Eu moro no convento na árvore nagi, no Templo Imaguma-no. 
Eu tenho um noviço, um cabaço; 
o pai morreu e ele vive sozinho com a mãe. 
Eu vim para a capital para me despedir 
porque eu estou de partida pro Brasil 
numa emigração Yamabushi peregrino pelos mares, até os Santos. 

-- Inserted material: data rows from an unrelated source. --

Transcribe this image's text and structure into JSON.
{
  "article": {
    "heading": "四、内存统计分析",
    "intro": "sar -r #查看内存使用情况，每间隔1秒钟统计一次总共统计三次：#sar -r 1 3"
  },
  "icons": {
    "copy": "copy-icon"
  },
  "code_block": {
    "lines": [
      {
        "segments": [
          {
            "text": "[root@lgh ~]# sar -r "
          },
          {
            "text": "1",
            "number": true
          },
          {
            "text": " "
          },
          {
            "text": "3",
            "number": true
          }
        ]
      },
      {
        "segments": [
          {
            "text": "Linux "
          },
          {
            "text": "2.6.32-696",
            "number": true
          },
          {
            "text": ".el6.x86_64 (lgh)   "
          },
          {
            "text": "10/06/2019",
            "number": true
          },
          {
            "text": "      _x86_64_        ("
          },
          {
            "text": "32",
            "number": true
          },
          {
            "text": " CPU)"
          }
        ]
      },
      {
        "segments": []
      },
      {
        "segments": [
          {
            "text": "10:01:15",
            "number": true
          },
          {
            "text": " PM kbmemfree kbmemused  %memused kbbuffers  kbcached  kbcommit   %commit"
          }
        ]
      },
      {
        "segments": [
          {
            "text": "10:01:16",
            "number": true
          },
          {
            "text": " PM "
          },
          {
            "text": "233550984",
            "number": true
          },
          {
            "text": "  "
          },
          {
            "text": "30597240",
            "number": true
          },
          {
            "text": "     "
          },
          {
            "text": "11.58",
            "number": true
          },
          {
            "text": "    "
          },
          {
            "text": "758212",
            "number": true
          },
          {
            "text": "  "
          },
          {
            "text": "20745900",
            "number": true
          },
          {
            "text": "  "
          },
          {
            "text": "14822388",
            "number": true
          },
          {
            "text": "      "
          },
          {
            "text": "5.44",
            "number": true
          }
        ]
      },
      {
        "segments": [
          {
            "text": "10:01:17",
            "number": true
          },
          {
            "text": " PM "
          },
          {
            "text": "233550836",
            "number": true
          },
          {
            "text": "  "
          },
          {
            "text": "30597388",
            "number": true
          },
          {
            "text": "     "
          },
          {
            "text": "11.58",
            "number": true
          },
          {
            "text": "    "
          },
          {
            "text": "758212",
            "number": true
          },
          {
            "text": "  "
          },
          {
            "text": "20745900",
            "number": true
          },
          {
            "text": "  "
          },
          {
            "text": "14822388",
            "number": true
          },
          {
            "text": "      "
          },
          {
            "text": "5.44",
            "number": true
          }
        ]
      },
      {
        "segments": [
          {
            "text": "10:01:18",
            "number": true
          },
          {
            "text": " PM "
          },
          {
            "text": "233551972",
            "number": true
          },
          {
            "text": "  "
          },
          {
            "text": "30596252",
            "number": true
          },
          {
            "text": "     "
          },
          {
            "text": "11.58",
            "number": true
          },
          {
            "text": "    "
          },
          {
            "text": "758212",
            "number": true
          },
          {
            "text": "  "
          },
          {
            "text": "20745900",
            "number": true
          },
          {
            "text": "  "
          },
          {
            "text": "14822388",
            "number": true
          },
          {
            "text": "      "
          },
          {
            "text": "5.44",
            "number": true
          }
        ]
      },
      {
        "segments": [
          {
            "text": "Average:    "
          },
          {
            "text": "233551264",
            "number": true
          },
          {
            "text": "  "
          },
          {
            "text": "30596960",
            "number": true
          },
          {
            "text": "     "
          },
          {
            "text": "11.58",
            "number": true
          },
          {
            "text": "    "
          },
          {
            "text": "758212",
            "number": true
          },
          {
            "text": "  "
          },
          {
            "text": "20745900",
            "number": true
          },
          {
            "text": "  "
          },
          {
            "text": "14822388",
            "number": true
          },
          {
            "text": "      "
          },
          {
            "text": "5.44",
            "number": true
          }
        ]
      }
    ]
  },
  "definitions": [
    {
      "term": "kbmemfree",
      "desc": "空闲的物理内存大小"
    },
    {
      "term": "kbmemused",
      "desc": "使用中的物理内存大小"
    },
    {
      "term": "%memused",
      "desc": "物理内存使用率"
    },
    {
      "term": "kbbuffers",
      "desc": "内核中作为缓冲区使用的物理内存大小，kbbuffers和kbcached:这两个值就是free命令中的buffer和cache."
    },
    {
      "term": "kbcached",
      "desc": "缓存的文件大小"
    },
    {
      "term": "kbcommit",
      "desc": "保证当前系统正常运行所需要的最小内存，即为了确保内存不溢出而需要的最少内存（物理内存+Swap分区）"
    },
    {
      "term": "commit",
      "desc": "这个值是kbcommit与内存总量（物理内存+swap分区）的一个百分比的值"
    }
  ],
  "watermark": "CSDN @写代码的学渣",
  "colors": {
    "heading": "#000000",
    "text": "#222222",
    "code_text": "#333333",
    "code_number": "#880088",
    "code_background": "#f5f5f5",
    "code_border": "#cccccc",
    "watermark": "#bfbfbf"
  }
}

(entra na pista dirige-se ao Shité)

WAKI
Posso entrar?

KOGATA
Quem é?
(levanta-se e vai ao centro da pista)
Ah, o mestre veio me visitar!

WAKI
Matsuwaka, por que faz tempo que você não vai mais ao teatro?

KOGATA
Eu não fui porque minha mãe ficou doente.

WAKI
Eu não sabia. Vá logo dizer a sua mãe que eu estou aqui.

KOGATA (vai até o Shité)
Mãe, o mestre está aqui.

SHITÉ
Mande ele entrar.

KOGATA
Entre, por favor.

(O Waki vai até o centro da pista e senta-se. O Kogata volta ao seu lugar. O Waki se dirige ao Shité)

WAKI
Faz muito tempo que eu não visito vocês. 
Matsuwaka disse que você está doente. 
Como tem passado?

SHITÉ
Eu já estou me sentindo melhor. Não há de ser nada.

WAKI
Fico contente por ouvir isso. 
Eu vim me despedir porque eu estou de partida para o Brasil…

CORO
…numa emigração de yamabushi peregriNô.
Até os Santos…

SHITÉ
… numa emigração de yamabushi peregriNô.
Até os Santos…?
Ah, é mesmo. 
Eu ouvi dizer. É um ritual muito necessário, muito importante, 
mas também ouvi dizer que é uma viagem muito perigosa. 
Você quer levar Matsuwaka?

WAKI
Não é uma viagem que uma criança pudesse fazer.

SHITÉ
Então, volte logo. Eu lhe desejo boa sorte,
Ouro

CORO
Ouro

WAKI
Adeus.
Logo eu vou estar aqui de volta. 

(Vai até o ponto de Shité.
O Kogata levanta-se, vai ao centro do palco e dirige-se ao Waki)

KOGATA
Eu tenho que dizer uma coisa.

(Waki fica parado ao lado do ponto do Shité e se dirige ao Kogata)

WAKI
O que é?

KOGATA
Matsuwaka quer ir com você ao Brasil.
Como yamabushi emigrante peregriNô.
Até os Santos…

WAKI
Nunca! Eu acabei de dizer à sua mãe: 
esta emigração de yamabushi peregriNô tem muitas regras 
e exige um treinamento rigoroso, 
não há possibilidade de você vir conosco. 
Além disso você não poderia deixar sua mãe aqui, 
ela está sozinha e doente. 
É impossível! Desista!

KOGATA
Não! Eu quero ir com você por que a minha mãe está doente. 
Eu vou pra trabalhar por ela.

WAKI
Sendo assim, eu tenho que falar com sua mãe novamente.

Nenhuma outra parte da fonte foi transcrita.